On Jan. 25, the New Orleans City Council rescinded resolution R-18-5, which encouraged divestment from corporations benefiting from human rights violations. Since then, members of Students for Justice in Palestine have returned to campus with a new perspective on progressive organizing.
The resolution was the culmination of a campaign led by the New Orleans Palestinian Solidarity Committee, which joined 38 other groups advocating against local and international forms of oppression. The legislation initially included explicit protections for New Orleans immigrants and over-policed communities of color.
The collaborative nature of NOPSC’s strategy becomes apparent when contrasted with the conservative backlash that the resolution faced after passage. A recent Freedom of Information Act request revealed that President of the Jewish Federation of Greater New Orleans Arnie Fielkow requested that Councilmember Jason Williams make a statement backing off the legislation he had supported 24 hours before. Williams wrote up the statement and sent it in for editing and approval. Mr. Fielkow’s undue influence is clear, given that the JFGNO and the Anti-Defamation League have made donations of up to $50,000 to council members. Meanwhile, leaders at NOPSC and other progressive groups, who organize by coalition-building instead of by bribery, were unable to access their representatives.
Two weeks after he compared the human rights resolution to steps taken against South African apartheid, Councilmember Williams voted along with the rest of City Council to rescind R-18-5. Williams’ lack of integrity is illustrative of why the efforts of organizations like NOPSC are integral for those who seek to create genuine social change.
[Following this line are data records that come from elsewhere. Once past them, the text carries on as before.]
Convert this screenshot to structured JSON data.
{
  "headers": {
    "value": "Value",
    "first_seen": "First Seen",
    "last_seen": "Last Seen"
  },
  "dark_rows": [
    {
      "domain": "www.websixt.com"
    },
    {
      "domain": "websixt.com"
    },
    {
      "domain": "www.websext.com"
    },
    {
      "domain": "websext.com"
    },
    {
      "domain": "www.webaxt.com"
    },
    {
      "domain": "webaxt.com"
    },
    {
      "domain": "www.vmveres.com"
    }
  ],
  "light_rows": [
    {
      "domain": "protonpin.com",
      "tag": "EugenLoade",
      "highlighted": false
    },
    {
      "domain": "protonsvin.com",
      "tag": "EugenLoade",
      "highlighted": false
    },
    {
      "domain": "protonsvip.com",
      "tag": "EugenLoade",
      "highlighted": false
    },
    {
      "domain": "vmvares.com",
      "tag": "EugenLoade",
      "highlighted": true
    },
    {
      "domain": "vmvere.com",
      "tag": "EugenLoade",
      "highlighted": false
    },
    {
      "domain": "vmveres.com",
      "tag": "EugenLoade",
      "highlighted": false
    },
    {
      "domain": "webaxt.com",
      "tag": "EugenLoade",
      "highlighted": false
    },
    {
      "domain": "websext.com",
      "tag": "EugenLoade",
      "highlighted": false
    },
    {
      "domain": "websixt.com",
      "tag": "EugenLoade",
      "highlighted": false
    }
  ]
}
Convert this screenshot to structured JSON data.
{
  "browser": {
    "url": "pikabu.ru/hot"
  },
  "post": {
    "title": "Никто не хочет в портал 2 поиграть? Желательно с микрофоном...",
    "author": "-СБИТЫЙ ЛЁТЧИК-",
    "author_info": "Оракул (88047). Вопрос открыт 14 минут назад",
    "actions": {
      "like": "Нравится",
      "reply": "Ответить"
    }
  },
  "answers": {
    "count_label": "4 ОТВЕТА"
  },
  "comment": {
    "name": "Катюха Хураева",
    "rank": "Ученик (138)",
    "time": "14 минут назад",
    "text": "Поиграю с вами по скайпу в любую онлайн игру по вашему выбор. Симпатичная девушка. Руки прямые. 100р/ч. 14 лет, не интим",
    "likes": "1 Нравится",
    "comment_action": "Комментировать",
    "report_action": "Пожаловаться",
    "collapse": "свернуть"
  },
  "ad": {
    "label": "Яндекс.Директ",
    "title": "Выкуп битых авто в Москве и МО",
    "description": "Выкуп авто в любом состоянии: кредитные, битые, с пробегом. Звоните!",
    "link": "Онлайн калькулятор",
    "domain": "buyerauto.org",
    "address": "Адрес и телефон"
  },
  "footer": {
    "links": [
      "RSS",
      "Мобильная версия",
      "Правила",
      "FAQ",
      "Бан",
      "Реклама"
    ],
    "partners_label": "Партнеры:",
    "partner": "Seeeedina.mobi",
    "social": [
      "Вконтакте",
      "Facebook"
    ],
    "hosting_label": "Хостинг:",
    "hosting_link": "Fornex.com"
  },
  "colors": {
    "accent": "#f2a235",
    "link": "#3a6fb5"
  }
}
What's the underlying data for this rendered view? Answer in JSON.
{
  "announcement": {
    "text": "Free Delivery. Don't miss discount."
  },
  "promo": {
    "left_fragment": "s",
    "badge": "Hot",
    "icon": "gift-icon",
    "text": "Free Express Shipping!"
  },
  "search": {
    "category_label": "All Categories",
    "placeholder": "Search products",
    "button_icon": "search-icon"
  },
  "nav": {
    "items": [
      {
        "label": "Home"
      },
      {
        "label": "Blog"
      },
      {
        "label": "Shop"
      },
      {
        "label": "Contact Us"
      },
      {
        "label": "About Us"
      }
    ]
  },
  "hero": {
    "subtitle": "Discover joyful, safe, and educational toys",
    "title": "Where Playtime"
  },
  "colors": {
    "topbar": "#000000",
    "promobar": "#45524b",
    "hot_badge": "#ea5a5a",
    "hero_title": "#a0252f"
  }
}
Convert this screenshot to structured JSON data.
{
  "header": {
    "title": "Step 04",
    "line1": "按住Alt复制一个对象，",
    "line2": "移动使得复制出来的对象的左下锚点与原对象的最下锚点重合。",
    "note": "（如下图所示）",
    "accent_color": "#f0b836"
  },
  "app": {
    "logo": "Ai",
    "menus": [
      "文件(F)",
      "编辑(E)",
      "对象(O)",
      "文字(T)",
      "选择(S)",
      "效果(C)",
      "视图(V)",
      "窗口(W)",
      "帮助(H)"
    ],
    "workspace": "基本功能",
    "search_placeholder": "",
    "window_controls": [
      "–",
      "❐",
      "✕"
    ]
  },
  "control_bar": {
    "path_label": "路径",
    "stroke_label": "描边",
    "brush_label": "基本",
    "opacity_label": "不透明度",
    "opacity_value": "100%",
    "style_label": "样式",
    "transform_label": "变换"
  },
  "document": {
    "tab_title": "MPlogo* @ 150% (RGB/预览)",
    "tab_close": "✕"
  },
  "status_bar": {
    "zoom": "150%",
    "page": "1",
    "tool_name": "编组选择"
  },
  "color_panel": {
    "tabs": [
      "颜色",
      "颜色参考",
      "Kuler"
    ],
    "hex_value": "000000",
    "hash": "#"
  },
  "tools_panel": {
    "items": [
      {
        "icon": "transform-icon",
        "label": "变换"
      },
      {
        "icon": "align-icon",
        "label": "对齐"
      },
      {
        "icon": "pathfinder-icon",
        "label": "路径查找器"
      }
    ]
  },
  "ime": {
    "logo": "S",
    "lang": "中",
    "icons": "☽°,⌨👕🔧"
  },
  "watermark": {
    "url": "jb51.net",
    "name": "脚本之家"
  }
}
The movement that precipitated the passage of the human rights resolution was founded in inclusion. R-18-5 did not just speak to the Palestinian struggle but uplifted voices from every downtrodden sector of New Orleans. The response by the JFGNO and the ADL, on the other hand, was intentionally exclusionary. These organizations opposed the resolution because it was a victory for the Boycott, Divestment, Sanctions movement, even though the legislation never once mentioned the words Israel or Palestine. They could have sought to defend this position without repealing a bill that, as Congreso de Jornaleros organizer Chloe Sigal pointed out, prevented her from having to invest in her own oppression as a Latinx taxpayer in New Orleans. Instead, these organizations were able to pay for the access necessary to repeal an entire piece of legislation.
Still, the spontaneous rally that formed outside the Council meeting that day was not a hopeless one. Because we were part of a movement for humanization, we stood together in solidarity. Because NOPSC brought together a diverse group of progressive organizers instead of buying legislation, we sang verses of resistance while the City Council rejected our humanity.
This is the lesson that we as Tulane student leaders must learn. Our university is a historically oppressive institution. We did not desegregate until 1962 after the Ford Foundation offered our Board of Administrators a $6 million grant to do so. We never divested from Apartheid South Africa despite a rebuke by Nobel Peace Prize winner Desmond Tutu. Still, in 2015, students organized the Call for Unity to reassert the demands for racial justice made by the African American Congress of Tulane in 1968 that Tulane had failed to implement. Those organizers demonstrated the power of collective action, and we have them to thank for the Commission on Race and Tulane Values.
In the words of Palestinian NOPSC organizer and Tulane alumnus Tabitha Mustafa, we must build a “commitment to justice [that] that does not end at a border wall or checkpoint; none of us can be free until all of us are free.” If we expect oppressive institutions to do what is right, we will not stand in genuine solidarity with marginalized people. Our administration has to be accountable to a group that will always be more empathetic than wealthy donors: an organized student body fully dedicated to standing alongside oppressed people everywhere.